What do the phases of clinical trials mean?
Intellectual property and orphan drug designation
Patents and intellectual property
Oncopeptides has an active patent strategy, spanning from protection of the early pre-clinical portfolio to the commercial product Pepaxti. Part of the strategy encompasses protection in all major geographic markets, including the U.S., Europe, Canada, Japan, and China.

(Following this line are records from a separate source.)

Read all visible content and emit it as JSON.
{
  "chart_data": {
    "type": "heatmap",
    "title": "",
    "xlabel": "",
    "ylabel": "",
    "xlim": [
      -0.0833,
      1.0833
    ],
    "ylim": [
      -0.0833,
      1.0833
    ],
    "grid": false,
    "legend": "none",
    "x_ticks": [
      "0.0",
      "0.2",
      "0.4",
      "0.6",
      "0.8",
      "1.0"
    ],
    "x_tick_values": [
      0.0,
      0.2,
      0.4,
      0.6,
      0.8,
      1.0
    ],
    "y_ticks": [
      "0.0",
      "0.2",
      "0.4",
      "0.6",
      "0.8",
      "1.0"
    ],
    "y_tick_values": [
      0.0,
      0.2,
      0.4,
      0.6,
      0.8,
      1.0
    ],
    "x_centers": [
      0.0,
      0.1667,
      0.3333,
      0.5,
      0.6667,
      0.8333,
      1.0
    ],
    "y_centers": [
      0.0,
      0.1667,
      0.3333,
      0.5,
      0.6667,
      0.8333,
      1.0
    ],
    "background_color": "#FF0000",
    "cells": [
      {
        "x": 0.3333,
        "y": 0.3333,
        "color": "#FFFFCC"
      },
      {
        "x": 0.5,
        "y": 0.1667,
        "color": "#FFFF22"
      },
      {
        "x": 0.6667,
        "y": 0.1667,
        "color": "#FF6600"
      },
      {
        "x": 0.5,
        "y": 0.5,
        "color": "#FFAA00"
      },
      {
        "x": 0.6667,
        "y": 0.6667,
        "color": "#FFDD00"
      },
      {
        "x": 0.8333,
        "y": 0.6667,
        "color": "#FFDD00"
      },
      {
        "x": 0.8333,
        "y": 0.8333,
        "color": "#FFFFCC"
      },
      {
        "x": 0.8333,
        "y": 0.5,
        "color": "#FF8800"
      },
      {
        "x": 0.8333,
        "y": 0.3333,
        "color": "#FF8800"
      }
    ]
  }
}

The company’s intellectual property portfolio of registered intellectual property rights consists of granted patents, patent applications in different stages, as well as trademarks. In addition, the company has important rights to clinical data and significant unregistered rights including trade secrets.
Melflufen is protected by different families of granted patents, including formulations, manufacturing processes and methods for treatment.
The market authorizations in EU and UK during the second half of 2022, may enable us to extend the patent protection for up to five years via the Supplementary Protection Certificates (SPCs), which have now been filed. The possibility to extend the patent term in selected countries will be investigated if new markets are entered.
Since the establishment of the drug development lab in 2020, pre-clinical R&D efforts have been intensified, resulting in an increase in filed applications over the last couple of years. These applications, some yet unpublished, provide protection of new innovations in the pre-clinical pipeline, including both the Peptide Drug Conjugate (PDC) platform and the Small Polypeptide based Killer Engagers (SPiKE) platform.
To secure high quality IP protection, Oncopeptides has a long-lasting relationship with Abel & Imray patent and trademark attorneys and their international network of attorneys around the world.
Orphan designation
Orphan designation is granted to treatments that target rare diseases where it’s unlikely that the costs of developing such treatments would be recovered through sales. An orphan designation may provide benefits such as market exclusivity but is only given to drugs that are proven better than all available therapies in that indication.
Melflufen was initially granted orphan designation in both the US and Europe, but at the time of marketing authorization approval of Pepaxti in EU, in Aug 2022, the company decided to withdraw Pepaxti from the European Union register of orphan medicinal products as other products have become available.
When relevant, orphan designation may also be applied for new compounds in the portfolio.